The trees and other landscape around your house may sustain significant damage from heavy snow and ice throughout the winter months. Here in Albuquerque, winter brings broken branches, split-off trees, sagging trees, and even fallen trees. Even though you regrettably have no control over the weather, you can act now to support your trees’ springtime recovery.
Here are some pointers for assessing the damage done to your trees and starting the cleanup after the winter:
Clean up immediately after a storm
Make sure there are no downed power wires before you go outdoors. Avoid approaching any that you come across! Instead, report it by giving your electric provider a call immediately away. One of the first things to take care of after a storm is damaged or fallen power lines, as well as those entangled in tree branches, which pose a serious risk.
Then, keep an eye out for any broken tree branches that are hanging over your house, the driveway, other buildings, or other places where people are probably going to be. Professional tree care should take care of these safety risks right away.
Report the issue by calling your local public works agency or the non-life-threatening emergency number if there are any trees or limbs obstructing the sidewalk or road.
Examine your trees for evidence of damage
After a severe snowstorm, freezing rain, or winter storm, examine every tree on your property. To make sure your trees are secure and prepared for spring development, you should also do this examination at the end of winter. With the added weight of spring foliage, any structural problems with your trees will become more noticeable—and maybe dangerous.
Before spring arrives and after a winter storm, keep an eye out for the following:
- Dangling branches: Avoid trees with dangling branches since they may fall at any moment.
- Broken limbs
- Ripped bark
- Branches and trees bowed due to the weight of ice or snow.
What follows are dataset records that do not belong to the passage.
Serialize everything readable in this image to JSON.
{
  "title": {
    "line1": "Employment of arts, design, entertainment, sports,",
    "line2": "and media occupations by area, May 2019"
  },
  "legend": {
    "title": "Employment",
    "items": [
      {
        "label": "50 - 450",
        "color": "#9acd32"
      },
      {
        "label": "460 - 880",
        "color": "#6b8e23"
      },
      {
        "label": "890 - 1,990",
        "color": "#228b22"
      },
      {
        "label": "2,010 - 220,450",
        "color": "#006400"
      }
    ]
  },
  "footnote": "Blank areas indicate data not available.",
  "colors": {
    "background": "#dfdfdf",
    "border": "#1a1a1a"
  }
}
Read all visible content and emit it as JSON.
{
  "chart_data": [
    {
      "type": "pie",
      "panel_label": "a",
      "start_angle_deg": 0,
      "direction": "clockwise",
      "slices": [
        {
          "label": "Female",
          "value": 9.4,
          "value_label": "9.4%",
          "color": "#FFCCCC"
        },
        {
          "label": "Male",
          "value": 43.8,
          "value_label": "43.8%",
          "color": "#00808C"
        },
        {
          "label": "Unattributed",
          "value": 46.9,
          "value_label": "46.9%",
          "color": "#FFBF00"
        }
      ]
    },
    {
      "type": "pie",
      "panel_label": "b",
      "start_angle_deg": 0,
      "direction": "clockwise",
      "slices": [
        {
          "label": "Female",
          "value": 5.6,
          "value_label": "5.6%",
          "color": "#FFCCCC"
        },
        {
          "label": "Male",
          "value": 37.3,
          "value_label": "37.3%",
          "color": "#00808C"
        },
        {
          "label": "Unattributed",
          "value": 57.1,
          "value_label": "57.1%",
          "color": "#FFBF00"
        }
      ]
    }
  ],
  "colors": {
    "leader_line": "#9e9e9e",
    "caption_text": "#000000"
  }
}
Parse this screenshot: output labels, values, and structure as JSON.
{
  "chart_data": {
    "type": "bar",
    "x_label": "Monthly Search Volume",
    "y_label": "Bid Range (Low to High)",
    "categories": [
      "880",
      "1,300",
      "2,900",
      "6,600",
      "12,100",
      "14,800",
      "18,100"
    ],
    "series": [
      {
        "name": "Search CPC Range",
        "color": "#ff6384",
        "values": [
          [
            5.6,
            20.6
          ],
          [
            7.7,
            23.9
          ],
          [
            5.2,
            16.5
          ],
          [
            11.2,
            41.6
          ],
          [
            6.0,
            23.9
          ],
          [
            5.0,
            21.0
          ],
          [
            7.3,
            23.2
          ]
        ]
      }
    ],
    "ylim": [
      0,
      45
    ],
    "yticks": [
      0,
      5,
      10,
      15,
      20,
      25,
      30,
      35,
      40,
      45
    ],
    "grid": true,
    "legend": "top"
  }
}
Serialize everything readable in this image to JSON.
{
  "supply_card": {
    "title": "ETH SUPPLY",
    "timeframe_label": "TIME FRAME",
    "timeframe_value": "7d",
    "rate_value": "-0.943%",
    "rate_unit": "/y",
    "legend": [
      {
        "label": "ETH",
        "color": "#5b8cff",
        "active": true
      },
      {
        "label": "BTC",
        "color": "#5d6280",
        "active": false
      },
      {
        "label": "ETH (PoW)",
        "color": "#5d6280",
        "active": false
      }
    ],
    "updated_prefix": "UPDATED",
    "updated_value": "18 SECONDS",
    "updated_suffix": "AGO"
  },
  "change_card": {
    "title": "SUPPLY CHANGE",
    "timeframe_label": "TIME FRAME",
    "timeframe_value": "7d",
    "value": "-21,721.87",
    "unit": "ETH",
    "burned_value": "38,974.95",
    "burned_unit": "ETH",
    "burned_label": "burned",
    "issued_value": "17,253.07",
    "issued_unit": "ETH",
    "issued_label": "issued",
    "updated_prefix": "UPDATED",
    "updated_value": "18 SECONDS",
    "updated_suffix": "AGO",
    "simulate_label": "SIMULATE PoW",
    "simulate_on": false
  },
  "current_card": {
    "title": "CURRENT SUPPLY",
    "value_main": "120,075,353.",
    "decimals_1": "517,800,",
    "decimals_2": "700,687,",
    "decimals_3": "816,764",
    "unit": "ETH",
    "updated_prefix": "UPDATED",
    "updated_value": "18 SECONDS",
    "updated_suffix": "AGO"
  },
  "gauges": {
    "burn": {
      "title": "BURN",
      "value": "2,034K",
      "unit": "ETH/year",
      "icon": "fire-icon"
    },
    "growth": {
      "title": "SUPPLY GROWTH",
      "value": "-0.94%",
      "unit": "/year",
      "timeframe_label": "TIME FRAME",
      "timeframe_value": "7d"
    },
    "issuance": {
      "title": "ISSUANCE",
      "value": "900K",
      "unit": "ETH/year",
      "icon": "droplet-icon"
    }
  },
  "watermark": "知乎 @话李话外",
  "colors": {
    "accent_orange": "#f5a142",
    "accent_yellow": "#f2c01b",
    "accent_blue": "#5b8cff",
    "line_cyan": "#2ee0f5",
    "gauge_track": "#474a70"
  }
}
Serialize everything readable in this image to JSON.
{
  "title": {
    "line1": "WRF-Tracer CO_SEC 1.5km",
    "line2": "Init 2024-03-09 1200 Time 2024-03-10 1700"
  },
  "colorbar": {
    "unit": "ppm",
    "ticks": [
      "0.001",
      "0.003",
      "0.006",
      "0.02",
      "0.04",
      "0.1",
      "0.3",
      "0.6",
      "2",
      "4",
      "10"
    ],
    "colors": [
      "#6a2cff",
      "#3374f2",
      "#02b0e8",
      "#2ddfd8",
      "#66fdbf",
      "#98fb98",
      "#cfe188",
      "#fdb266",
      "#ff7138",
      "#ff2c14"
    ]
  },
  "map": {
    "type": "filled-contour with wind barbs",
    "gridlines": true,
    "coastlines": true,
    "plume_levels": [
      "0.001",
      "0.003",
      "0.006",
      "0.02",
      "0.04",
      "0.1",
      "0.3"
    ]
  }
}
- A tree that has split apart; multi-stemmed trees and Bradford pears are notable examples of this.
- Any indications that a tree is tilting, or a tree that is obviously tilting.
- The leader, or primary ascending branch, is broken or absent.
- Damaged or broken cabling (it might be hard to assess them without doing a closer investigation)
- Cracked or split branches (these may not be apparent from the ground)
There may probably be some damage that is visible, such limbs that have fallen and covered your grass, but most of it won’t be. You may presume that there is further concealed damage if any of your trees have visible damage from winter storms. For a complete assessment, it is thus always preferable to bring in a tree care expert.
Look for signs of salt burn before spring officially arrives
Your trees could have been exposed to salt spray from passing automobiles if they are close to a road. Additionally, as the snow melts and seeps into the ground, trees that are close to places where driveways and sidewalks are piled high will be exposed to salt.
Trees lack the defensive systems required to shield themselves from the damaging effects of salt. While some damage doesn’t show up until later in the year, keep an eye out for indications of salt damage in the spring and throughout the growth season.
Winter salt damage often manifests as brown, dead leaves and needles on evergreens. This will start to show in the winter on trees that are exposed to salt spray from surrounding highways. The branches become naked as the trees begin to lose their leaves and/or needles over time. Here are some of the symptoms indicating salt injury in trees:
- Discoloration of leaves
- Thin crowns along with sparse leaves
- Dying branches or twigs
- Smaller leaves having scorched margins
- Early color changes during fall
- Small growth rings
- Foliage clumping
Here in the northeastern Albuquerque region, salt damage is an inevitable part of winter living, no matter how hard you try. However, there are steps you can do to lessen the extent of damage to your perennials, shrubs, and trees.